Bisphosphonates are the first-line treatment for osteoporosis. They work by interfering with osteoclasts and reducing their activity, preventing the reabsorption of bone. There are a few key side effects to remember:

Reflux and oesophageal erosions. Oral bisphosphonates are taken on an empty stomach sitting upright for 30 minutes before moving or eating to prevent this.
Atypical fractures (e.g. atypical femoral fractures)
Osteonecrosis of the jaw
Osteonecrosis of the external auditory canal

Examples of bisphosphonates are:

Alendronate 70mg once weekly (oral)
Risedronate 35 mg once weekly (oral)
Zoledronic acid 5 mg once yearly (intravenous)

18
Q

Other Medical Options:

A

Other options if bisphosphonates are contraindicated, not tolerated or not effective:

Denosumab is a monoclonal antibody that works by blocking the activity of osteoclasts.

Strontium ranelate is a similar element to calcium that stimulates osteoblasts and blocks osteoclasts but increases the risk of DVT, PE and myocardial infarction.

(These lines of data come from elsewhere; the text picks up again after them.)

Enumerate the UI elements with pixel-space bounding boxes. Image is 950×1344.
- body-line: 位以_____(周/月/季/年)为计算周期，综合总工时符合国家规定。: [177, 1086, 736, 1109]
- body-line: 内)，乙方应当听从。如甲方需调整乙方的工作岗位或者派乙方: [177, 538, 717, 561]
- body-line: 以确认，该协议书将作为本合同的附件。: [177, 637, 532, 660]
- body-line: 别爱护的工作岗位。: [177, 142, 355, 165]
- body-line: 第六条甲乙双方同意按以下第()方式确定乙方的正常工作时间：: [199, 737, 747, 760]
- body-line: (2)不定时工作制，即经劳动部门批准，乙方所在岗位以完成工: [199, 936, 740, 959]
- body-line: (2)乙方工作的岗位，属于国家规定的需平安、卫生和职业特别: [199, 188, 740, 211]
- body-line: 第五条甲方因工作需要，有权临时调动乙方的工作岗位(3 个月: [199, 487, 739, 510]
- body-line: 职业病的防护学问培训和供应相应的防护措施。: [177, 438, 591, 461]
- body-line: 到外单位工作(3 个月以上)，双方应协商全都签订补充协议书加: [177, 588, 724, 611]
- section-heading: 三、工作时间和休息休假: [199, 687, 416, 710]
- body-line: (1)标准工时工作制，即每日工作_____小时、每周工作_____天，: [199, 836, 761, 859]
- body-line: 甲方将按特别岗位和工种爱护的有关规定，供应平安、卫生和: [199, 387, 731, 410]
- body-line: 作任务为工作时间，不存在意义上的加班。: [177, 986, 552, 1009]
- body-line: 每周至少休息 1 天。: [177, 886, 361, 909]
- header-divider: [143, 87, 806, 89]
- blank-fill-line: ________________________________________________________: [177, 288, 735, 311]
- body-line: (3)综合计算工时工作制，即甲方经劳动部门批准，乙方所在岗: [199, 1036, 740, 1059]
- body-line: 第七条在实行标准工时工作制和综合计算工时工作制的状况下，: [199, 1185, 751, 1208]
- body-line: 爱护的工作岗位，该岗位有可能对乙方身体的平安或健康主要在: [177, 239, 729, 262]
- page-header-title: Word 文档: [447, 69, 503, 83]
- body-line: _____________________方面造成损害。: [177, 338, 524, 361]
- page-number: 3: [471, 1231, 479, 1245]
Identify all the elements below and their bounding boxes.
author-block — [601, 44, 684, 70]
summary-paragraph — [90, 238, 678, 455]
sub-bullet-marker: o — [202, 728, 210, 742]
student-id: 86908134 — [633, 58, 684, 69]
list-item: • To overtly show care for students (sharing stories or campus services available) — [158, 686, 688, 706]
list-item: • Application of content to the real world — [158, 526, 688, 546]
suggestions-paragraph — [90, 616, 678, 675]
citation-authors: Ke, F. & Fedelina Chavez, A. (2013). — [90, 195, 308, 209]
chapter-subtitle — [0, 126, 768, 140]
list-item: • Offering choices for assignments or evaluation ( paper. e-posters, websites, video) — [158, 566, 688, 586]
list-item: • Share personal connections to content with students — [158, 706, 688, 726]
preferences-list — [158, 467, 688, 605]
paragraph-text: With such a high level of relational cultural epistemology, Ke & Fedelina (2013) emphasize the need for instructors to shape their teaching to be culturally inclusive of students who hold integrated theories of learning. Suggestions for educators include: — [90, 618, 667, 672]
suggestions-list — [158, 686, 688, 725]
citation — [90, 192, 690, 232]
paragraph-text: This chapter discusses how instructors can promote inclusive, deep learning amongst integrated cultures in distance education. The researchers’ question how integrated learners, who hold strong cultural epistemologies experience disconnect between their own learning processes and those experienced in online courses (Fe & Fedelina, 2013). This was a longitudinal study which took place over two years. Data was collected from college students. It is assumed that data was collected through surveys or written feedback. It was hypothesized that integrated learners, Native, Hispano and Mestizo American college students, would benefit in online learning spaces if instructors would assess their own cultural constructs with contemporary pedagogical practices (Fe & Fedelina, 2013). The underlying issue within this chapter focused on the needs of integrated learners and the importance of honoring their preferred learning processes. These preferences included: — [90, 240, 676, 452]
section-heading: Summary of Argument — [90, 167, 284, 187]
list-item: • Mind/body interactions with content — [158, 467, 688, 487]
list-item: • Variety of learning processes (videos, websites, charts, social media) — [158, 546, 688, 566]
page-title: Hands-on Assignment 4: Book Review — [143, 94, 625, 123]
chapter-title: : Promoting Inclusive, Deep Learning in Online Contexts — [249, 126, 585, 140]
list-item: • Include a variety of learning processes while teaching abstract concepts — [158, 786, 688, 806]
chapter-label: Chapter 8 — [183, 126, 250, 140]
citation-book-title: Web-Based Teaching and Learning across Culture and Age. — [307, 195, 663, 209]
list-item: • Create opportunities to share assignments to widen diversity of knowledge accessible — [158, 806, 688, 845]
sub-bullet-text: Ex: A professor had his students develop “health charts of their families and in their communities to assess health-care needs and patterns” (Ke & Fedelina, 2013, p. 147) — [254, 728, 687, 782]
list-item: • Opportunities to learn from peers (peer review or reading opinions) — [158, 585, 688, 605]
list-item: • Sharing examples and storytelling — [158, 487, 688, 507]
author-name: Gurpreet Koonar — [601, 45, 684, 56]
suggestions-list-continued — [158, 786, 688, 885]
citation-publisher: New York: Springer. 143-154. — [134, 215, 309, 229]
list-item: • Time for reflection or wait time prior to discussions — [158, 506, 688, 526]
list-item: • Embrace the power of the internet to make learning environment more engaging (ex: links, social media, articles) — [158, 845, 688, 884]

Raloxifene is used as secondary prevention only. It is a selective oestrogen receptor modulator that stimulates oestrogen receptors on bone but blocks them in the breasts and uterus.

Hormone replacement therapy should be considered in women that go through menopause early.

19
Q

Follow Up management

A

Low-risk patients not being put on treatment should be given lifestyle advice and followed up within 5 years for a repeat assessment. Patients on bisphosphonates should have a repeat FRAX and DEXA scan after 3-5 years and a treatment holiday should be considered if their BMD has improved and they have not suffered any fragility fractures. This involves a break from treatment of 18 months to 3 years before repeating the assessment.